O menino, porém, continuava a recusar-se às idas ao jardim zoológico, à cachoeira, ou a qualquer outro lugar em que a intenção fosse divertimento. E no dia da primeira comunhão, vestido de branco, terço entre os dedos e cabelo fixado por gomalina, Romualdo abriu a boca ao consumo da hóstia como as virgens se entregam ao primeiro beijo.
Quando conheceu sua primeira esposa, Idalina, Romualdo já tinha 28 anos e os pais lhe cobravam, havia algum tempo, esposa e netos. Apaixonou-se mais pela beatitude da moça que por seus dotes de quituteira, bordadeira e pianista. "Posso saciar o estômago, os olhos e os ouvidos com alimentos mundanos, mas é a consistência da alma que me sacia os sentidos", disse à dona Ester, mãe daquela jovem de 18 anos que se encantou de imediato por ele. Desde então, tornou-se o pretendente ideal para Idalina, com todas as bênçãos da sogra. Firmaram compromisso e casaram-se três anos depois.

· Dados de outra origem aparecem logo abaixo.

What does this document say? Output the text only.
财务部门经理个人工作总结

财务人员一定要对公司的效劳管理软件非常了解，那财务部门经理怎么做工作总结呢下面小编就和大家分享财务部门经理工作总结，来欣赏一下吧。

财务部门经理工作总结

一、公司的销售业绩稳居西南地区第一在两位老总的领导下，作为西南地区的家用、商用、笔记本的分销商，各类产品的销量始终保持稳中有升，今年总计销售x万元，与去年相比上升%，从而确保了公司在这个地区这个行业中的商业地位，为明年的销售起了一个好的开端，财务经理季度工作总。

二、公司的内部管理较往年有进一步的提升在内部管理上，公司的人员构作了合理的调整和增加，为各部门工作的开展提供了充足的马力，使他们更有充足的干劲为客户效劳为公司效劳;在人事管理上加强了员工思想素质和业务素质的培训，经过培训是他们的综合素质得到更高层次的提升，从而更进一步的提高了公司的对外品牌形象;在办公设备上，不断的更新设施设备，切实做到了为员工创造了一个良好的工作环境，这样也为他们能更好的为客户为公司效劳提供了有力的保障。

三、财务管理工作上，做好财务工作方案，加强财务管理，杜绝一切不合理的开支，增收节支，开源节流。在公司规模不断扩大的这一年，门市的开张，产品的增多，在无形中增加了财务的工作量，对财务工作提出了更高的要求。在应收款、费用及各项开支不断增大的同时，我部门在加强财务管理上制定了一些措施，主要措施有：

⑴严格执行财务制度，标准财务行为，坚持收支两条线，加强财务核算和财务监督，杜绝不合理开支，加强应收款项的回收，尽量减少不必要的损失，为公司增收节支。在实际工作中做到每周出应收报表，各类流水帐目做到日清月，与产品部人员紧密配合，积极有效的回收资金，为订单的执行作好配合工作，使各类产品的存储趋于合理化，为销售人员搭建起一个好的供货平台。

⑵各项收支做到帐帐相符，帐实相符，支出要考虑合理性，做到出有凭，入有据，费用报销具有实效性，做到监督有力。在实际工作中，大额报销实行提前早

Dona Ester, aos 35 anos, era de uma beleza madura. Já o sogro, que aproximava-se dos 60 anos, não era nem mesmo simpático. Romualdo, no entanto, identificara-se desde o início da vida marital com aquele homem sisudo, evitando de forma quase indelicada a mãe de sua esposa, de quem dizia não gostar sem explicar por quê. Aos amigos, vira e mexe confessava não entender como Idalina, “quase uma santinha”, pudera ter nascido de uma mãe como aquela. E calava-se, atiçando a curiosidade de todos. Por isso, o espanto foi imenso quando, por ocasião da viuvez da sogra, acontecida logo após o casamento dos dois jovens, Rominho a convidou para morar com eles. E insistiu.
Idalina irradiava alegria com a presença da mãe, a quem amava e respeitava como boa filha, e passou a cobrir Rominho com mais mimos ainda, em agradecimento.
— Agora, meus dias são mais curtos até a hora em que você volta do escritório, meu bem — dizia-lhe constantemente, olhos brilhantes — Mamãe me faz companhia, me ajuda a costurar, a fazer compras, a preparar o seu jantar.
E assim foi. Até que Idalina morreu de parto prematuro, deixando vivo o pequeno Alberto. Primogênito e filho único, o menino entrou em casa no colo de dona Ester, ladeada por um Rominho entristecido e pensativo. Atrás deles, com ar de tédio, uma enfermeira vestida de branco esperava sem saber o que fazer.
— Quer segurar seu filho?
— Não, dona Ester. Não quero pôr as mãos na criatura que me tirou Idalina! — respondeu com um soluço.
— Mas a criança é inocente — ela retrucou.
— E por acaso eu tenho culpa de ter ficado sem a minha mulher?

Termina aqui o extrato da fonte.